Between lunacy and lucidity

June 30, 1993
Issue 

Leolo
A film by Jean-Claude Lauzon
From late June at Kino, Melbourne
Reviewed by Mario Giorgetti

Canadian writer-director Jean-Claude Lauzon, whose first film, Night Zoo (1987), was well awarded but left many critics unconvinced, establishes with Leolo a solid reputation for a distinct if at times driven and almost deranged artistic genius, boldly treading the line between lunacy and lucidity.

Lauzon believes a film should be an intense and involving experience and have you on your knees with its emotional power. In this obliquely autobiographical film, he tells a powerful tale that is at once poignant, funny, seriously poetic and full of the candour, warmth and fantastic light of childhood revisited.

It's a familiar coming-of-age scenario wherein 12-year-old Leo Lozeau, a highly intelligent, sensitive boy, grows up in a stifling working-class milieu in a shabby part of town. He knows he doesn't belong here, but he can't escape his fate, so he spins a private fantasy and reinvents his life and his origins to suit himself.

In his imagined world, little Leo (Maxime Collin), born into a poor Montreal family plagued by congenital insanity, renames himself Leolo Lozone.

His real father is a pathetic man on the edge of lunacy whose mission in life seems to be to keep the doctor away by making sure everyone in the family has at least one bowel movement a day. So Leolo fantasises that his mother (Ginette Reno), the only rational member of his family, was accidentally impregnated by a tomato carrying the potent sperm of a Sicilian man named Lozone, who thus fortuitously became his father.

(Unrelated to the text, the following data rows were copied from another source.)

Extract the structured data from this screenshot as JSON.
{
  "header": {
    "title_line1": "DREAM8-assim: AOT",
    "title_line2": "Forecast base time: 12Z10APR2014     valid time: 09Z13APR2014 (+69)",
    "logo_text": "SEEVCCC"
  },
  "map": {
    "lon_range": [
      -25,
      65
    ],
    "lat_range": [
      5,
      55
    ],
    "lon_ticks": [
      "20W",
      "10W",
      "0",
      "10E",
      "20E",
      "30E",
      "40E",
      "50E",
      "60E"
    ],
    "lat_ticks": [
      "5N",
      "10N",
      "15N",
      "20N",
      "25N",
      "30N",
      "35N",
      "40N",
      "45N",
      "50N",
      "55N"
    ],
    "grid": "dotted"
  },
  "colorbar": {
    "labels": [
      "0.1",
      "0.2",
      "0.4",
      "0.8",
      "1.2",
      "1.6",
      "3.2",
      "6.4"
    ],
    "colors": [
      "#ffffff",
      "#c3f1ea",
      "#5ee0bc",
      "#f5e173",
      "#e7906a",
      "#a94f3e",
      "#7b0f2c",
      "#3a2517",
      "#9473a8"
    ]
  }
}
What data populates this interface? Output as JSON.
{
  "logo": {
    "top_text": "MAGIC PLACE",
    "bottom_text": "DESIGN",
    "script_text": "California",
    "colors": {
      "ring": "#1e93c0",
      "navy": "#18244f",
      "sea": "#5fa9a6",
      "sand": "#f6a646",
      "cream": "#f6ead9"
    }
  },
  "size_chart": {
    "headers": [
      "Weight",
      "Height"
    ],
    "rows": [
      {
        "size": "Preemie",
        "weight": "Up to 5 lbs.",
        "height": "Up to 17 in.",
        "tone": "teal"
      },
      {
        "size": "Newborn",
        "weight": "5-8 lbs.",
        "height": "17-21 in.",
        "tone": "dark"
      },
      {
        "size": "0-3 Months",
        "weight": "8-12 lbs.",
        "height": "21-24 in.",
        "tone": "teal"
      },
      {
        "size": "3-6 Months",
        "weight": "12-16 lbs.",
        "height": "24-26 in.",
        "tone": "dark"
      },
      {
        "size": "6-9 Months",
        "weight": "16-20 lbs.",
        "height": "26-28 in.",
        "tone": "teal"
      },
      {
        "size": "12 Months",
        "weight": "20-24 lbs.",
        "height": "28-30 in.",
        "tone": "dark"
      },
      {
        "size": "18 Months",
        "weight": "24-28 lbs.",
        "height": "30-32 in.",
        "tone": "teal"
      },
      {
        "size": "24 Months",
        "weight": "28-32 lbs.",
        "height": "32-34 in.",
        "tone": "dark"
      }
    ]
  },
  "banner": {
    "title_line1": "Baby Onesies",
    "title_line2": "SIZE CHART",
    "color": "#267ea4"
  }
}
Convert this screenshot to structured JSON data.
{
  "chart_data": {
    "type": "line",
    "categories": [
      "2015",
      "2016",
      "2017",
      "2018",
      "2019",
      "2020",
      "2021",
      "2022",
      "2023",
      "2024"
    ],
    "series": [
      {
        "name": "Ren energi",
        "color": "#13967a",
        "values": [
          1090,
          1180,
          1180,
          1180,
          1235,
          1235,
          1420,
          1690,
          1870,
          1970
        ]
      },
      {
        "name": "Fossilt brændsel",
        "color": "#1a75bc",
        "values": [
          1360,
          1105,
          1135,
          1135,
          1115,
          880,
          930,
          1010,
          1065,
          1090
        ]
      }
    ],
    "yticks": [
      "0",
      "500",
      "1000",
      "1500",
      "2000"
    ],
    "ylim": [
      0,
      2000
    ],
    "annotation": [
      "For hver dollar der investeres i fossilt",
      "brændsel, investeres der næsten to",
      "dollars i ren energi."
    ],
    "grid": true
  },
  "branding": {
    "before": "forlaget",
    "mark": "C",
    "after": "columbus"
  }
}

One by one his two sisters, his muscle-bound but childlike older brother and his father end up tied to a bed in the insane asylum, staring at the walls in catatonic stupor. It's up to Leolo now to try to break the cycle of insanity, and to that end he must destroy

his grandfather, the bad seed and contemptible wellhead of all this madness, the dirty old man who has even tainted the lovely Bianca, a teenage neighbour and object of Leolo's awakening sexual desire.

In his secret journal, of which page after page ends up in the daily trash, Leolo pens the story of his life and pours into it all the pathos and poetry of his circumstances. In his inverted Cartesian maxim, "I dream, therefore I am not", he lives outside reality, basking in the white light that radiates from his closet, opening into a sunny Mediterranean dream world and, if he's not careful, insanity.

Leolo combines tragic and comic elements in a style reminiscent of Balzac and in subject matter not unlike Terence Davies' autobiographical film The Long Day Closes, only much more colourful and less self-indulgent. It is a romantic story told with warmth and compassion. An original piece of work and a deeply affecting cinema experience.